De-evolving the bird beak

by Mary Caperton Morton
Friday, August 21, 2015

An illustration highlighting the premaxillary and palatine bones in the nonavian dinosaur Anchiornis (rear) and a modern tinamou, which belongs to one of the most ancient living orders of birds. Credit: John Conway.

The transition from dinosaurs with snouts to birds with beaks was a pivotal change in the evolution of dinosaurs into birds during the Late Mesozoic. Now, biologists have partially reversed this process by transforming chicken embryos into specimens with snout and palate configurations similar to those of small dinosaurs like Velociraptor and Archaeopteryx.

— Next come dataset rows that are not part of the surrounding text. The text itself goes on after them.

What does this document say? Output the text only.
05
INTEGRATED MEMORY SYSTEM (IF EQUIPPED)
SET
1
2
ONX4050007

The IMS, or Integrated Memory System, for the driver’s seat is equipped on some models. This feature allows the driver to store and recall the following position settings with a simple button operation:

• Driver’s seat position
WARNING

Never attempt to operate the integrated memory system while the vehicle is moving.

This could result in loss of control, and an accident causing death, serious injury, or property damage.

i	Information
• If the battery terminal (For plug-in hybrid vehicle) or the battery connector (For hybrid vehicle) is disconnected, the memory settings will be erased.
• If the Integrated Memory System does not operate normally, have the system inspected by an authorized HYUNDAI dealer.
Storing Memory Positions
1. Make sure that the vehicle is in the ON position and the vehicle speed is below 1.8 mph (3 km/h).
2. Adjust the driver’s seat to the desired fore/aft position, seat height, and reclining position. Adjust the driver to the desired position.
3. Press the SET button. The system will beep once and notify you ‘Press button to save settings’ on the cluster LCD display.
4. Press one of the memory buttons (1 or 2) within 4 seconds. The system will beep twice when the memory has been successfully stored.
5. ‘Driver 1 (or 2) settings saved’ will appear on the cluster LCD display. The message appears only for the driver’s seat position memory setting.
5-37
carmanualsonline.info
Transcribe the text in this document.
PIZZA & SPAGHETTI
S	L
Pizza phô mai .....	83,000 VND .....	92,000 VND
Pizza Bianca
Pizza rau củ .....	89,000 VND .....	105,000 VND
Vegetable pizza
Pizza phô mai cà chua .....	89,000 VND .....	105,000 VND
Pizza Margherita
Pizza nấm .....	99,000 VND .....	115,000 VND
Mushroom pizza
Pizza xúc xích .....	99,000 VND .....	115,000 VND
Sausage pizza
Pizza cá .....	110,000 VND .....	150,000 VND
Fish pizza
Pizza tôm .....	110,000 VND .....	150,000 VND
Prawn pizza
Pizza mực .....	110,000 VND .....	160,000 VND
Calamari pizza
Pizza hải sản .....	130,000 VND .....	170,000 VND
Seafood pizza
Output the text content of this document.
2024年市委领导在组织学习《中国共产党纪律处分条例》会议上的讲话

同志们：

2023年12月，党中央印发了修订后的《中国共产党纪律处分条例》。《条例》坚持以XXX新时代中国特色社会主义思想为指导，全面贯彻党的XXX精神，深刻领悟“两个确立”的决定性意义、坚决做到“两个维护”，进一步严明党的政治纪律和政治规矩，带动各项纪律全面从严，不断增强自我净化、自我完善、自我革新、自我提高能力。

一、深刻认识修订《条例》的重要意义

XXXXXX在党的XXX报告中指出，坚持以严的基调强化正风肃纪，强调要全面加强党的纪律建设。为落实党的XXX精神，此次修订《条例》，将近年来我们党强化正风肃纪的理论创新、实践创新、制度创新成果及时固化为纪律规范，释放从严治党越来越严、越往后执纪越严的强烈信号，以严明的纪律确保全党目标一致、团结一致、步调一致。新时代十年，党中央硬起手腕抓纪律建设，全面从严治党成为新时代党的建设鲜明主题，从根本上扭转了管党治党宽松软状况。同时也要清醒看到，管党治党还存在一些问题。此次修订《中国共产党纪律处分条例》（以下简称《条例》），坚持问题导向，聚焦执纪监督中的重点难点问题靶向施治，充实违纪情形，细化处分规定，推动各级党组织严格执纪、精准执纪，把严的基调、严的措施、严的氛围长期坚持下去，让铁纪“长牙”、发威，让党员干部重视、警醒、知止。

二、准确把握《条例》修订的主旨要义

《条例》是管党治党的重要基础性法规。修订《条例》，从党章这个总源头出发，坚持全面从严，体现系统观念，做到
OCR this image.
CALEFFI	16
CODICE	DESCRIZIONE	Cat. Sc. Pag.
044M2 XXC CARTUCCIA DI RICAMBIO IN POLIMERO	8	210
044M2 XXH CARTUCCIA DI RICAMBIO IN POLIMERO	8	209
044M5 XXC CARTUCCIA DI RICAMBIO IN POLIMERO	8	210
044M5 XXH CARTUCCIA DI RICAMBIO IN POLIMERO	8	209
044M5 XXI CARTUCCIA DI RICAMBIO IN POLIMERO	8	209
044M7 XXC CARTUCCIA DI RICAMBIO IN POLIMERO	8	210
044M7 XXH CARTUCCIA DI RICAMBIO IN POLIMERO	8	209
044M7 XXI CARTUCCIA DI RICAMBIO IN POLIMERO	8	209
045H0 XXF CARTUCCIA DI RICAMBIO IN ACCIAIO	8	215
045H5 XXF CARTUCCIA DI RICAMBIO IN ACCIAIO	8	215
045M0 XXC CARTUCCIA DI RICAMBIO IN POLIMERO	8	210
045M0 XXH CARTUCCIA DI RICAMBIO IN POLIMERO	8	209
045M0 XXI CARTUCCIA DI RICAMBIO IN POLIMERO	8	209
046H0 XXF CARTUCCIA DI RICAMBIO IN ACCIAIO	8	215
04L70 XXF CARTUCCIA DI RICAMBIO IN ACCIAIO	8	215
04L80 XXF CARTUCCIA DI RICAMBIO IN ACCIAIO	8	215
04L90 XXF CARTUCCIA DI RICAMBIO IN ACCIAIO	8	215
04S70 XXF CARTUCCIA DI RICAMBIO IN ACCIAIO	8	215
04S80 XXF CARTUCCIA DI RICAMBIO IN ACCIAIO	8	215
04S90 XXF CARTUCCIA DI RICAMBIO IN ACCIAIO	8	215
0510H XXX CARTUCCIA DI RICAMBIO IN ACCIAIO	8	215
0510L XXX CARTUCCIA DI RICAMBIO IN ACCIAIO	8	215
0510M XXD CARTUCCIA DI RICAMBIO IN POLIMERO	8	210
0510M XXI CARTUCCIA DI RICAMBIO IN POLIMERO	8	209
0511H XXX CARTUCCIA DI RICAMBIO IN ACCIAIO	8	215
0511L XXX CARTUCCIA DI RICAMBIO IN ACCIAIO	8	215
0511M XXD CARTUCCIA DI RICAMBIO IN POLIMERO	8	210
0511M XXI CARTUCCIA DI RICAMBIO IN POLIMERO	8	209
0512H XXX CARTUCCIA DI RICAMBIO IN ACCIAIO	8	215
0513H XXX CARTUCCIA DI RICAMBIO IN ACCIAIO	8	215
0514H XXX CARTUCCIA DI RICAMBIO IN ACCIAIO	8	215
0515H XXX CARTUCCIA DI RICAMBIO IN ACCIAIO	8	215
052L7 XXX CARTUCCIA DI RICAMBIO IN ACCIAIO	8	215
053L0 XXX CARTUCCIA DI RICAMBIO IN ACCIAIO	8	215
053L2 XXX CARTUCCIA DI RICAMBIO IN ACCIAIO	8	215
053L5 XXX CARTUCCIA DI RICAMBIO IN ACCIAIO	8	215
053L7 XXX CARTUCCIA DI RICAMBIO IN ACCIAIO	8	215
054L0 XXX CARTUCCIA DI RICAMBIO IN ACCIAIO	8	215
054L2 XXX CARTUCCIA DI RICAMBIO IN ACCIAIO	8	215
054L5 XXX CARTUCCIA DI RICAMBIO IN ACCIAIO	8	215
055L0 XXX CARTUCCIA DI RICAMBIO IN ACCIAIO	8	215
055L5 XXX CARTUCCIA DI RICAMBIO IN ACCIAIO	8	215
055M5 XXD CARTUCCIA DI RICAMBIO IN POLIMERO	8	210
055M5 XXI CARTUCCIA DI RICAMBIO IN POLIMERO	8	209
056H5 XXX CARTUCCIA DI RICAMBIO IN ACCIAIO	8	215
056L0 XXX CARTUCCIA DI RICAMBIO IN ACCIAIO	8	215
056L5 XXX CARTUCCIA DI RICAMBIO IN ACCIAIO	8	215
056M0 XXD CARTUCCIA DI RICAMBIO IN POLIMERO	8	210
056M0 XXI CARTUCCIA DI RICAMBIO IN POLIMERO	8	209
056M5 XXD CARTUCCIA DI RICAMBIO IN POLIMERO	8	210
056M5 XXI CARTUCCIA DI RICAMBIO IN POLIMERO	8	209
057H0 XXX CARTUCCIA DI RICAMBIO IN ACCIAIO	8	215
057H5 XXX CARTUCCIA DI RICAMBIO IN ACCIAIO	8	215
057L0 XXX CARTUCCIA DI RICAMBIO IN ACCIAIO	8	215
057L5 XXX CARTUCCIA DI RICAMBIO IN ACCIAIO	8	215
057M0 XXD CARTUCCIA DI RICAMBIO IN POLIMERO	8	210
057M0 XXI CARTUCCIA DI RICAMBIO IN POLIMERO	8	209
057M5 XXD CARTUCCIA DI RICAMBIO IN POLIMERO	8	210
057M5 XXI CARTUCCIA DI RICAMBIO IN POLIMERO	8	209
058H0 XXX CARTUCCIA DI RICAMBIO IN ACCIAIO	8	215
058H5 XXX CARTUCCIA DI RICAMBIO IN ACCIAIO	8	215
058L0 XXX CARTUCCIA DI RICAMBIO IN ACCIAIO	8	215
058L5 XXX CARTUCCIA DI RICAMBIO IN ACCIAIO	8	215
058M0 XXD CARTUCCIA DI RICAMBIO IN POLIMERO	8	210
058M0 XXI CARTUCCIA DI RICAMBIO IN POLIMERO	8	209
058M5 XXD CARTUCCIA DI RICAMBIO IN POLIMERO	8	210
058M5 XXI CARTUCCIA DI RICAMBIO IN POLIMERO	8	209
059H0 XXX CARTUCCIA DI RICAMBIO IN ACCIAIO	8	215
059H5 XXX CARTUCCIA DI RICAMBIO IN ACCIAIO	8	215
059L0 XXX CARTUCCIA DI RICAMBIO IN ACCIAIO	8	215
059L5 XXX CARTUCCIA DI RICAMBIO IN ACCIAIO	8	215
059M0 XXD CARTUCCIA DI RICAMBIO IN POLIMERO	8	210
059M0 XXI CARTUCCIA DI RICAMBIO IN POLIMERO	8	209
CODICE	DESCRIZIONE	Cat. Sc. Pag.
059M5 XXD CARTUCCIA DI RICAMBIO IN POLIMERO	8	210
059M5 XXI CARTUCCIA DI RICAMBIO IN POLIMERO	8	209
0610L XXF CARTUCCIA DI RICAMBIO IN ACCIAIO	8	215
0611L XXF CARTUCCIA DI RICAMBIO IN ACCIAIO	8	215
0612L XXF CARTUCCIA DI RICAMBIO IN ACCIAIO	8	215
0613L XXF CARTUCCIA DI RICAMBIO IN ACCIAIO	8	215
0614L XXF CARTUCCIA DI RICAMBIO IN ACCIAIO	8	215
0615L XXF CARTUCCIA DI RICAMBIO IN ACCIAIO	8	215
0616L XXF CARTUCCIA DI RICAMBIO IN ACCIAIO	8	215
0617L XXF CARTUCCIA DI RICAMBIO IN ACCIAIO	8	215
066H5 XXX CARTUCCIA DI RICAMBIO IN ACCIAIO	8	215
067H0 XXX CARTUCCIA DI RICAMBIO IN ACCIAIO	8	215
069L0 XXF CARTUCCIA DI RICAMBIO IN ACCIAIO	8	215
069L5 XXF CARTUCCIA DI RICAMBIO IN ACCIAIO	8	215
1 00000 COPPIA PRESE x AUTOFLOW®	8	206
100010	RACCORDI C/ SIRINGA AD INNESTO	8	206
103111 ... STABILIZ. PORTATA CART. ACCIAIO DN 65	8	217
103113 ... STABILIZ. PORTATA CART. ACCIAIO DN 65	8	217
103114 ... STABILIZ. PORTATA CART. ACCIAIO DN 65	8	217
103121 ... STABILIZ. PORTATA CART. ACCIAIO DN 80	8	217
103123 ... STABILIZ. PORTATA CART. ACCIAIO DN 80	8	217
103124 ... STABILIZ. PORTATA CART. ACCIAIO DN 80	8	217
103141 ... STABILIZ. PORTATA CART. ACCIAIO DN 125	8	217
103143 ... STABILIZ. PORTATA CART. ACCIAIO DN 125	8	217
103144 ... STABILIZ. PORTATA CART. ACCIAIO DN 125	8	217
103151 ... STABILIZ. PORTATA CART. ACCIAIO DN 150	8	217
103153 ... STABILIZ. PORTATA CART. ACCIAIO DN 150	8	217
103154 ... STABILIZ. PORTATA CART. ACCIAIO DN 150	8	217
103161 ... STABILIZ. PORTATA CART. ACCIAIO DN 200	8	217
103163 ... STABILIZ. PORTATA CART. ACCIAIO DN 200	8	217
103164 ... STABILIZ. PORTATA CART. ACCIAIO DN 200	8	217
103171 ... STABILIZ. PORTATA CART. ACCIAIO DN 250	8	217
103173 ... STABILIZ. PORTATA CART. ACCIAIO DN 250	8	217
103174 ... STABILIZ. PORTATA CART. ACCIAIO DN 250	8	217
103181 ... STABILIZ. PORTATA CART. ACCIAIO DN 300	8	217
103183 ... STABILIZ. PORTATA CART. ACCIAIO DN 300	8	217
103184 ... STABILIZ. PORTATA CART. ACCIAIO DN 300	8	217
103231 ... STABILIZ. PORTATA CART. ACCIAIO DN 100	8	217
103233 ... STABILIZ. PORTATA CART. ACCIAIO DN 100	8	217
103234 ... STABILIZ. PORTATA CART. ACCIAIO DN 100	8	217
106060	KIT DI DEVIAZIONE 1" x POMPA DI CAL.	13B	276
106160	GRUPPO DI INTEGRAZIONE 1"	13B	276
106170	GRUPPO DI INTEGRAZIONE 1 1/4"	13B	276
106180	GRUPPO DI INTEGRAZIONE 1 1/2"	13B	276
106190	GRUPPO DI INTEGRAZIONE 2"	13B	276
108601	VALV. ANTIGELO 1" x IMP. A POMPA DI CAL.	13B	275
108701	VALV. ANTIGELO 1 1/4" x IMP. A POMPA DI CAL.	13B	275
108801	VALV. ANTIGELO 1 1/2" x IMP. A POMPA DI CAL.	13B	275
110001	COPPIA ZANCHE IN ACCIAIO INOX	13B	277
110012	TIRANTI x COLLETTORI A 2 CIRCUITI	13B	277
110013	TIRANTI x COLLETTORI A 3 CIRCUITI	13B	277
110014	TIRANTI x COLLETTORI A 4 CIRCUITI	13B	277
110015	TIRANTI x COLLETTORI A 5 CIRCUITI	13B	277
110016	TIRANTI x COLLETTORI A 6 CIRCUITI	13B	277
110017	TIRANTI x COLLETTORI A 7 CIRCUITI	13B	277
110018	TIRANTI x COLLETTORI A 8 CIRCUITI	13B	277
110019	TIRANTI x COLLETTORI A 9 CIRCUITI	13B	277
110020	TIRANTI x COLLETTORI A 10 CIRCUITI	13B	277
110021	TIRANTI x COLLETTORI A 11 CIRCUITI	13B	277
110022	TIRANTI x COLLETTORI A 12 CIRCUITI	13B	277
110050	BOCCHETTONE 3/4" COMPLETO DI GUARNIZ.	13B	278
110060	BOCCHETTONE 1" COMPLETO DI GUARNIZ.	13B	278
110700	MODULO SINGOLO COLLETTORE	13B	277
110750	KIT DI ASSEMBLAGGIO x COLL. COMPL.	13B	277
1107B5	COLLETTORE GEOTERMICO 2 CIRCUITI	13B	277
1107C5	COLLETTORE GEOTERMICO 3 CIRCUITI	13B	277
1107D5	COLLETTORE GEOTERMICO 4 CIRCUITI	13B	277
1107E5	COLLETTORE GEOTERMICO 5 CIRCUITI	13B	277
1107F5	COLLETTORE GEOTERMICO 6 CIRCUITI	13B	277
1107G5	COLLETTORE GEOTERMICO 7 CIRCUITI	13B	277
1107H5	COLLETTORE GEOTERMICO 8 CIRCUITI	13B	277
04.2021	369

“Our goal here was to understand the molecular underpinnings of an important evolutionary transition, not to create a ‘dino-chicken' simply for the sake of it,” said Bhart-Anjan Bhullar, a biologist at Yale University and lead author of a new study in the journal Evolution, in a statement. “The beak is a crucial part of the avian feeding apparatus, and is the component of the avian skeleton that has perhaps diversified most extensively and most radically — consider flamingos, parrots, hawks, pelicans and hummingbirds, among others,” Bhullar said. “Yet little work has been done on what exactly a beak is, anatomically, and how it got that way either evolutionarily or developmentally.”

In the new study, Bhullar and Arhat Abzhanov of Harvard University detail a new method for locating the molecular mechanism underpinning the skeletal changes of the beak. First, they compared the anatomy of related fossils and living animals to better understand the transition from snout to beak. Then, they searched the avian genome for possible shifts in gene expression that may have triggered the transition.

Bhullar said the same approach could be used to investigate the developmental mechanisms of many other major evolutionary transformations, such as the adaptations of dinosaur forelimbs for flight or the transition of marine mammal fins to legs.